By now I was more than concerned, I was frightened. And minutes later I knew it did not matter whether the prisoner howled like a banshee, because it was startlingly apparent that they knew she was there. How they knew, I have no idea, for I had taken such care, but know they did, and they were bounding up the attic stair, carrying young Wilger with them, and then hammering on the door of the inner attic room to get to her. The floor was reverberating with the sounds and the force of the blows, and through it the prisoner was screaming – terrible, trapped-hare screams that shivered throughout the whole house.

Then the children themselves began to shout, loudly and angrily, as if they no longer cared about being heard. And why should they? They believed I was safely behind the barricade, and unable to get out to them.
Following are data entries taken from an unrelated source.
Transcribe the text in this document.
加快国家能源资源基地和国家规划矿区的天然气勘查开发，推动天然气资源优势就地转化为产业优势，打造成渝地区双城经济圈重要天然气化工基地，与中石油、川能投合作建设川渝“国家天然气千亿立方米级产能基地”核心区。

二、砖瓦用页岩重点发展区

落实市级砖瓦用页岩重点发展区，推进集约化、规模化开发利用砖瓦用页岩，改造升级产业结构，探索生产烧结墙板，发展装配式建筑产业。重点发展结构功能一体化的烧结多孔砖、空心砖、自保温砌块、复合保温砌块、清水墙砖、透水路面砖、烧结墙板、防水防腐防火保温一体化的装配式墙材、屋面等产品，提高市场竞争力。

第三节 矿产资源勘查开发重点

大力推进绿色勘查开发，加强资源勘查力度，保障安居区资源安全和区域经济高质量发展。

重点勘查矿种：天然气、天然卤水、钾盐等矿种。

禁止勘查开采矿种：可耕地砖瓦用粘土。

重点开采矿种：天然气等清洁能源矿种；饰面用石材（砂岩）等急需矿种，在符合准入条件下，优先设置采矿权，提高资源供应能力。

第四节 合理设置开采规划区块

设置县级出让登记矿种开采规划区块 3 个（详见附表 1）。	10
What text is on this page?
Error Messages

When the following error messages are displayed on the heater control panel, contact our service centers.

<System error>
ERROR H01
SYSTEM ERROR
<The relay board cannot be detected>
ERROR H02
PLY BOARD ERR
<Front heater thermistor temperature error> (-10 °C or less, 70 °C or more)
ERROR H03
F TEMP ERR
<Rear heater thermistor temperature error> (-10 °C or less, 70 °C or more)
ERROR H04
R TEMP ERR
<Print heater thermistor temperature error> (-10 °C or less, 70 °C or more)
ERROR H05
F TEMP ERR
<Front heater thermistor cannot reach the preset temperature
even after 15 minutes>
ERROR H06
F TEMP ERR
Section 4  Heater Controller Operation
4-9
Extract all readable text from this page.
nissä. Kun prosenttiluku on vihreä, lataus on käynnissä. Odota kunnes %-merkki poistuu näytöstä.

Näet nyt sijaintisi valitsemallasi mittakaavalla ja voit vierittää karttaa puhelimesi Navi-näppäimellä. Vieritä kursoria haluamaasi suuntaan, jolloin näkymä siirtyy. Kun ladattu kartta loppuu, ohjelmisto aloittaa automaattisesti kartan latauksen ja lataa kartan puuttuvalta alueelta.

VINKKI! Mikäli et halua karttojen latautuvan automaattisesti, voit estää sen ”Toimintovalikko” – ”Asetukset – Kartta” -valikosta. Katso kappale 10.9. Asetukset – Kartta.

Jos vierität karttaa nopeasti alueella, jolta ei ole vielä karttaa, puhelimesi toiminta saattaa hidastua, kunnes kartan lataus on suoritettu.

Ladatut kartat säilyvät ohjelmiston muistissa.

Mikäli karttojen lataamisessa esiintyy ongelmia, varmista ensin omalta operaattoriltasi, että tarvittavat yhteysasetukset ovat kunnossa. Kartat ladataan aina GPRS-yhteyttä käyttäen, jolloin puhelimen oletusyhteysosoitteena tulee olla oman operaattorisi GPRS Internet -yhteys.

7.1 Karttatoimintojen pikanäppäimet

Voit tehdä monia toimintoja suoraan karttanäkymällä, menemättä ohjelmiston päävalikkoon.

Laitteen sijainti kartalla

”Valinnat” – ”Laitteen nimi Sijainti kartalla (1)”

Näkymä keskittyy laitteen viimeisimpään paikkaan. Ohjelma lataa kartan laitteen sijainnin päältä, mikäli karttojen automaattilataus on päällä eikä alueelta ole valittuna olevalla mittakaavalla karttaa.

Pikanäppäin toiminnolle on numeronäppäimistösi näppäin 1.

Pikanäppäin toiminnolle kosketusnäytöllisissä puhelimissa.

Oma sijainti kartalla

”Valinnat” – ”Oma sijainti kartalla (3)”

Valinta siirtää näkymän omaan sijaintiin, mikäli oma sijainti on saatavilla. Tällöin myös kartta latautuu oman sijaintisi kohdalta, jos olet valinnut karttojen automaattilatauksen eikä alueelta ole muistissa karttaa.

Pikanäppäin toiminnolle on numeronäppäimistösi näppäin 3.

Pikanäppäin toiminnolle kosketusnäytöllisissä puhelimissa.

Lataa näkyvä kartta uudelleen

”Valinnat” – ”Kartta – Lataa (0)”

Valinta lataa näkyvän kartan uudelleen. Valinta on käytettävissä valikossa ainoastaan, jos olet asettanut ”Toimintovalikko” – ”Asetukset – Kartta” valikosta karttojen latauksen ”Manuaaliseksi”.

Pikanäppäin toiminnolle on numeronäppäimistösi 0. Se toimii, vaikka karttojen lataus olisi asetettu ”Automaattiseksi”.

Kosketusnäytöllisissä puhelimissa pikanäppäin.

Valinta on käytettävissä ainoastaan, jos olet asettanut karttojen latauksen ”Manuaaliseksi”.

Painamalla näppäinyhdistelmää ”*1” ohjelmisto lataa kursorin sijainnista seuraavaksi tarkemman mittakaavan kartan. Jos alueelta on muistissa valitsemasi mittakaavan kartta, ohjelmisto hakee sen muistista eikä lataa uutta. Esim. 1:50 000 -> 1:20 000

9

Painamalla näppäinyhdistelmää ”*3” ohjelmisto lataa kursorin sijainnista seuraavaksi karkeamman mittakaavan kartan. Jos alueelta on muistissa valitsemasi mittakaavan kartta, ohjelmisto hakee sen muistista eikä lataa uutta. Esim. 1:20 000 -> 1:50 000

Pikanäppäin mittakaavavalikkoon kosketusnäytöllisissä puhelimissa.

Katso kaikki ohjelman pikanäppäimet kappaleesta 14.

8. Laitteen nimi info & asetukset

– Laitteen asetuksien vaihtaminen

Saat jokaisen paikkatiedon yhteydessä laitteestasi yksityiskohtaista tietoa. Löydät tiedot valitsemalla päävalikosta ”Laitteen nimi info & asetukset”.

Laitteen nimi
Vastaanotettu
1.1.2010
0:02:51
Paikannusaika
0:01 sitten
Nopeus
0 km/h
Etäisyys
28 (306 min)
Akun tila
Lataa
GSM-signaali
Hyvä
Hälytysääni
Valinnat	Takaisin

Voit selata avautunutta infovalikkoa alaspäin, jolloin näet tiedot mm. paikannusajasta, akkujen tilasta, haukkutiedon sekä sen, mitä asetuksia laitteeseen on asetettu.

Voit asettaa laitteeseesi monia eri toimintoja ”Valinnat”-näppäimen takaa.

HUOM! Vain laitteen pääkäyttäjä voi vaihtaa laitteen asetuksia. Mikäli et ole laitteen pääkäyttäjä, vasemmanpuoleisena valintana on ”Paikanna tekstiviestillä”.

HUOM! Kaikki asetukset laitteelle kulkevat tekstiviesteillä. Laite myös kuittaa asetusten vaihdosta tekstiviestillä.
I heard one shout, ‘You are a murderess.’

‘We know what you did,’ cried another.

‘And we know what you still want to do.’

Douglas Wilger’s voice rose above the rest. ‘We’re doing this to stop you doing to Rosie and Daisy what you did to your own children,’ he screamed. ‘We’ve all heard you, you murdering bitch. All those nights, calling to us to come to you – did you think we didn’t know what you wanted!’

‘You wanted us,’ cried Rosie Mabbley. ‘Daisy and me! You thought we were your own daughters come back from the dead. You wanted to kill us all over again.’